When I posed the question to Bill Hughes, senior counsel and director of global regulatory matters at Consensys, he had a bit of a different take.
“What has to happen is, where necessary, you come up with new approaches that seek to serve similar ends, and deal with the reality in which people use a peer-to-peer network. That requires changes to accounting rules … and adding to parts of the bankruptcy code. Perhaps the tax code needs some tweaks,” Hughes told me. “There’s a way to do it that serves the purposes of the law, but does so in a way that serves the system.”

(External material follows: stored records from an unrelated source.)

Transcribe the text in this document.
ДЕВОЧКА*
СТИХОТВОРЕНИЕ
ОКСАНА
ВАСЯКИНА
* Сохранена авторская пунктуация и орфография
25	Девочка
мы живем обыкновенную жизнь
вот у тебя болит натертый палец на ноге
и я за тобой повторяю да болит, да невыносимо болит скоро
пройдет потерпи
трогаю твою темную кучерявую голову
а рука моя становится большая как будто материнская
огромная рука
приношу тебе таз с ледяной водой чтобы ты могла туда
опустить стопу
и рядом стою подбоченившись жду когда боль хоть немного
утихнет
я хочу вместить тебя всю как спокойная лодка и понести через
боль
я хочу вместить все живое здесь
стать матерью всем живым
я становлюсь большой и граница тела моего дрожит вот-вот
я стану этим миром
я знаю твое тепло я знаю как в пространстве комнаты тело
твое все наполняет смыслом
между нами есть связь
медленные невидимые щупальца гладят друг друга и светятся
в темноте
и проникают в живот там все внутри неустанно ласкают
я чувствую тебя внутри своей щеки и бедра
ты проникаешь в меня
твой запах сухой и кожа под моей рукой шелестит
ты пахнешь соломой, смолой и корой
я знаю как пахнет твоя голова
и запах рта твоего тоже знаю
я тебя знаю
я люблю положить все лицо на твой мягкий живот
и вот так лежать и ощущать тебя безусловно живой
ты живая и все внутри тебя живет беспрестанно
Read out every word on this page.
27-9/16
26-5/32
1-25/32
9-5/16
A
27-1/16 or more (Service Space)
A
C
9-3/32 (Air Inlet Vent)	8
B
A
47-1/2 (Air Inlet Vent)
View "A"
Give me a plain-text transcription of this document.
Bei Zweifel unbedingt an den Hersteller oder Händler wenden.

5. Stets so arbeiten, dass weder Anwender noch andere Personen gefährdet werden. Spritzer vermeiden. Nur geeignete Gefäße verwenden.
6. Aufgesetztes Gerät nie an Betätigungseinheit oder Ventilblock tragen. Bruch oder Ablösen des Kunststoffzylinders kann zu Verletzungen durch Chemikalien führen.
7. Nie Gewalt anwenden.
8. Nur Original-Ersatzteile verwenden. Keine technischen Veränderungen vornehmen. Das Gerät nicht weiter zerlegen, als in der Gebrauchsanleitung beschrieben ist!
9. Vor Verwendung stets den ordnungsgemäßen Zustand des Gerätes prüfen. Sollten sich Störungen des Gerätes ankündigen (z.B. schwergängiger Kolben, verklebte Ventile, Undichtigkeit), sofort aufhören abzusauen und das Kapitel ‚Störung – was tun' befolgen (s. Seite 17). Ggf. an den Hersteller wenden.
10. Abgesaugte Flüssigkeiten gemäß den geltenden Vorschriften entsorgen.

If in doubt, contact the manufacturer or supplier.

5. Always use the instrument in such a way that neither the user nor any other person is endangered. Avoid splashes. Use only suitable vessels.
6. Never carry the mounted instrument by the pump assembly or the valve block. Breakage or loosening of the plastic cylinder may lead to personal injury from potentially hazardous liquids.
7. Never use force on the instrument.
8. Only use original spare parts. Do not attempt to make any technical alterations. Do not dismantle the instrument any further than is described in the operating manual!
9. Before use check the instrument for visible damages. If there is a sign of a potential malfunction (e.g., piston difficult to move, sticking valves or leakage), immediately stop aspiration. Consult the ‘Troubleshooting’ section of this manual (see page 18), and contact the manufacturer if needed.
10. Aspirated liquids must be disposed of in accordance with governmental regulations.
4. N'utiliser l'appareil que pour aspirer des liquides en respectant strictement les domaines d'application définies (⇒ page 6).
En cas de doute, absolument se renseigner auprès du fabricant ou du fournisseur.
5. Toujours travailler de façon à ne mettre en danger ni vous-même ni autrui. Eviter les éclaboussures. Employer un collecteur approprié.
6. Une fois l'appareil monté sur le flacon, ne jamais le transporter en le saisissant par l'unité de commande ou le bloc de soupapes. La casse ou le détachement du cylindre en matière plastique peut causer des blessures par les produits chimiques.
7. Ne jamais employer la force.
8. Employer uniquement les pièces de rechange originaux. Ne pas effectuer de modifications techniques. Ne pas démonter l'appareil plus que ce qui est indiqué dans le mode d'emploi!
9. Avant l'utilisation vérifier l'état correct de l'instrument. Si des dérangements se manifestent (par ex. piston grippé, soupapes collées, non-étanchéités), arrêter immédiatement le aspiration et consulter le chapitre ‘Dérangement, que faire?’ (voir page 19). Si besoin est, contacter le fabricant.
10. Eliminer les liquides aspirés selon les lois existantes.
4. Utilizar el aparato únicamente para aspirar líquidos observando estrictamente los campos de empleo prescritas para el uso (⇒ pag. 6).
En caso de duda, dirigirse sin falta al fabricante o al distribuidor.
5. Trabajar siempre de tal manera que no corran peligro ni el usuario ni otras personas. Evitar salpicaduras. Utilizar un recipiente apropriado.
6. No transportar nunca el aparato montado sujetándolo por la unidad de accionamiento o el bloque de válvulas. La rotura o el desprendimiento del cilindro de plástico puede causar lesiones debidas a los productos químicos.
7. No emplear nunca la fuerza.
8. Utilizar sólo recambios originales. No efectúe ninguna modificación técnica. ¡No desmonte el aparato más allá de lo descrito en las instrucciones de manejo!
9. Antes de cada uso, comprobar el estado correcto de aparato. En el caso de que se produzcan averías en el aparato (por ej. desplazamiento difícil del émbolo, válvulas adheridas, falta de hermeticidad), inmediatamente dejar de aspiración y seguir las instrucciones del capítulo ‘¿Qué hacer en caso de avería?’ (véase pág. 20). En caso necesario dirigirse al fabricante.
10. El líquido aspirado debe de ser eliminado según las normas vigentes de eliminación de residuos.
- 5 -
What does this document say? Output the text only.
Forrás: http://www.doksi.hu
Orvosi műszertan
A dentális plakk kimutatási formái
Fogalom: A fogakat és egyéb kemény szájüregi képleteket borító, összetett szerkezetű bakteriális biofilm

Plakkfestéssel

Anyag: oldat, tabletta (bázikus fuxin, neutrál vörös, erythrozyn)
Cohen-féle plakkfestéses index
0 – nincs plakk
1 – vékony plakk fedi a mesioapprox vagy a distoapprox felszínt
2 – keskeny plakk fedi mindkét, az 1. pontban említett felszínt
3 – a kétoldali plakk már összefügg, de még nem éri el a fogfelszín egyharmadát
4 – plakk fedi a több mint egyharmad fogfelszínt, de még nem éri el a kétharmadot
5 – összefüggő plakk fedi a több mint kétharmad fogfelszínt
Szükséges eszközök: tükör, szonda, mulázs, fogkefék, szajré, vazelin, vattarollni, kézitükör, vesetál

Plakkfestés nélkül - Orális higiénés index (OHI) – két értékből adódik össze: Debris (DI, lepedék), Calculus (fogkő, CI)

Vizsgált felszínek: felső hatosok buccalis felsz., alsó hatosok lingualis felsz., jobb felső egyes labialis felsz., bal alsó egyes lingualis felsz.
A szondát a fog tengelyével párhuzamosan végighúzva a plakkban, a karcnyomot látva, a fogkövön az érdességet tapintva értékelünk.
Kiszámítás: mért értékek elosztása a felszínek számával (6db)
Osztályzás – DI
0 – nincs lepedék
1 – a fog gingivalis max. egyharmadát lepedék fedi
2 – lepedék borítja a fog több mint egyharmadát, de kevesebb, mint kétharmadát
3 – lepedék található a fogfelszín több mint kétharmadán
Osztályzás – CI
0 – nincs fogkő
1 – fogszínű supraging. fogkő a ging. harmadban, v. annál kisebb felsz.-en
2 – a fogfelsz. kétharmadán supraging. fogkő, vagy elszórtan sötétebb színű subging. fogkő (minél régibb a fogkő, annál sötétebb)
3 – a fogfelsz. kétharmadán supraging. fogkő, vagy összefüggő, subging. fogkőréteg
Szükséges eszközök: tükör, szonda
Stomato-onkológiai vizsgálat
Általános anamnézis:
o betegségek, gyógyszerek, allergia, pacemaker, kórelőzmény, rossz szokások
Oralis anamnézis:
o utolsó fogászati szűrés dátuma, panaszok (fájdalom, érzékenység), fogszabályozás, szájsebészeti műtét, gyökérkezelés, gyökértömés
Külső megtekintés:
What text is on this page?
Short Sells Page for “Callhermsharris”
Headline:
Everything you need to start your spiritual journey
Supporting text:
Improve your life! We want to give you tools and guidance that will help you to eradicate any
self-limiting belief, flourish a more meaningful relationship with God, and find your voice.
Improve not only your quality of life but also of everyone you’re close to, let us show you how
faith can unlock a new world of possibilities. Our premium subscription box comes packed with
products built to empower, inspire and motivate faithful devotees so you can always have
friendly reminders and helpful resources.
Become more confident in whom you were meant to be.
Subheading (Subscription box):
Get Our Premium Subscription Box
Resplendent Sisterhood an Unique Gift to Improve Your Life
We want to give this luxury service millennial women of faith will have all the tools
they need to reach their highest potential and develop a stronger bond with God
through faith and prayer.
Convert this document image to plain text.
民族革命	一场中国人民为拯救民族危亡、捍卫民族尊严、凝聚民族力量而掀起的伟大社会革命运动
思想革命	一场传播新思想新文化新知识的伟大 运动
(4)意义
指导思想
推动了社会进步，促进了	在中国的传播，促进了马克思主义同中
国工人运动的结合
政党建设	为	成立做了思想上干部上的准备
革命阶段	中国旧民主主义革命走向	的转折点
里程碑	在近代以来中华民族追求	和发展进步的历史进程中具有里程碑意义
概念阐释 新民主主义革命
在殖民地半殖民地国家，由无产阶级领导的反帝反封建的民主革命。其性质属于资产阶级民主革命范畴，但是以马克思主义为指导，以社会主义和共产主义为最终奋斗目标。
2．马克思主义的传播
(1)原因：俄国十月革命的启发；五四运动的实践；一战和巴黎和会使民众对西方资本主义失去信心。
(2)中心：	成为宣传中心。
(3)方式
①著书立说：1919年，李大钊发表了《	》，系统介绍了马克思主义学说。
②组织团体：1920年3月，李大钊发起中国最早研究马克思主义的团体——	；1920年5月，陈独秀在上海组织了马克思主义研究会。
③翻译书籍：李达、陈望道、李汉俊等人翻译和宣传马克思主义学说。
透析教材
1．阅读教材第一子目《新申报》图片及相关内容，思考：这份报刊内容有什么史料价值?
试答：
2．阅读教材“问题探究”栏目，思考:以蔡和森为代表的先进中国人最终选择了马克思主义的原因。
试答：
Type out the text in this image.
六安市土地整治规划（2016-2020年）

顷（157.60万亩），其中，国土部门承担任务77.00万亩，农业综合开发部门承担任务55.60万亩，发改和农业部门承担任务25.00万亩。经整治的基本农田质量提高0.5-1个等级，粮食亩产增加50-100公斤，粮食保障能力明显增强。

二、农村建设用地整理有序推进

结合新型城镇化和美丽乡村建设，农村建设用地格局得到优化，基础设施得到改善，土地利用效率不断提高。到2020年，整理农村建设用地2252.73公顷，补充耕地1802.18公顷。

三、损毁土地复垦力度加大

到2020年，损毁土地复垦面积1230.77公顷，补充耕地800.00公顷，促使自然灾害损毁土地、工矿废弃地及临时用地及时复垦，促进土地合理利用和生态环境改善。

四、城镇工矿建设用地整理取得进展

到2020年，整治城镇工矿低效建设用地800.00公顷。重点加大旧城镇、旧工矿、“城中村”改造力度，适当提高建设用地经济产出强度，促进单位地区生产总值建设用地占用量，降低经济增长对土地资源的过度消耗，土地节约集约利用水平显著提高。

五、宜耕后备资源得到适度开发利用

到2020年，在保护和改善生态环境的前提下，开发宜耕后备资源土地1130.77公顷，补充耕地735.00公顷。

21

Though this is perhaps easier said than done given the speed at which legal and regulatory changes are implemented.
— Katherine Ross
The WorksQ: Is Trump launching a token really bullish?
Literally anyone can launch a token. And so many have, whether we’re talking about earlier in this cycle with Caitlyn Jenner or if we’re going back to last cycle. A token launch isn’t novel on its own.
The project behind the token is what really matters. I haven’t yet seen the full white paper for the World Liberty Financial project, so I won’t pass judgment.
What I will say is that one could argue that the token launch is bullish because it could spur on other token launches. Last week, PitchBook’s Robert Le told us that there are a lot of projects in the wings waiting for the perfect time to do their own token launches, and this could be the catalyst they need.
Ah, yes, I can just imagine the look on Gary Gensler’s face while being debriefed about the Trump-backed token. What a fun cycle.
— Katherine Ross
I’m with Katherine. If there were any stigma left attached to launching tokens — including governance coins — then Trump may have just severed it altogether, for good.
NFTs did a lot for that cause. Internet inventor Tim Bernes-Lee sold an NFT of his original web source code in June 2021 — six months later, Jimmy Kimmel and Paris Hilton were gabbing about their Bored Apes on camera.
Understandably, more crypto-native folk might be cringing at Trump’s team hawking its own non-transferrable governance token to accredited US investors while marketing it as DeFi.
It’s not outside the realm of possibility that Kimmel and Hilton may have seen someone like Bernes-Lee dabble in NFTs and figure: “Why not me?”
World Liberty Financial could have the same effect on someone on the fence about whether they should jump into crypto. After all, they could probably do better.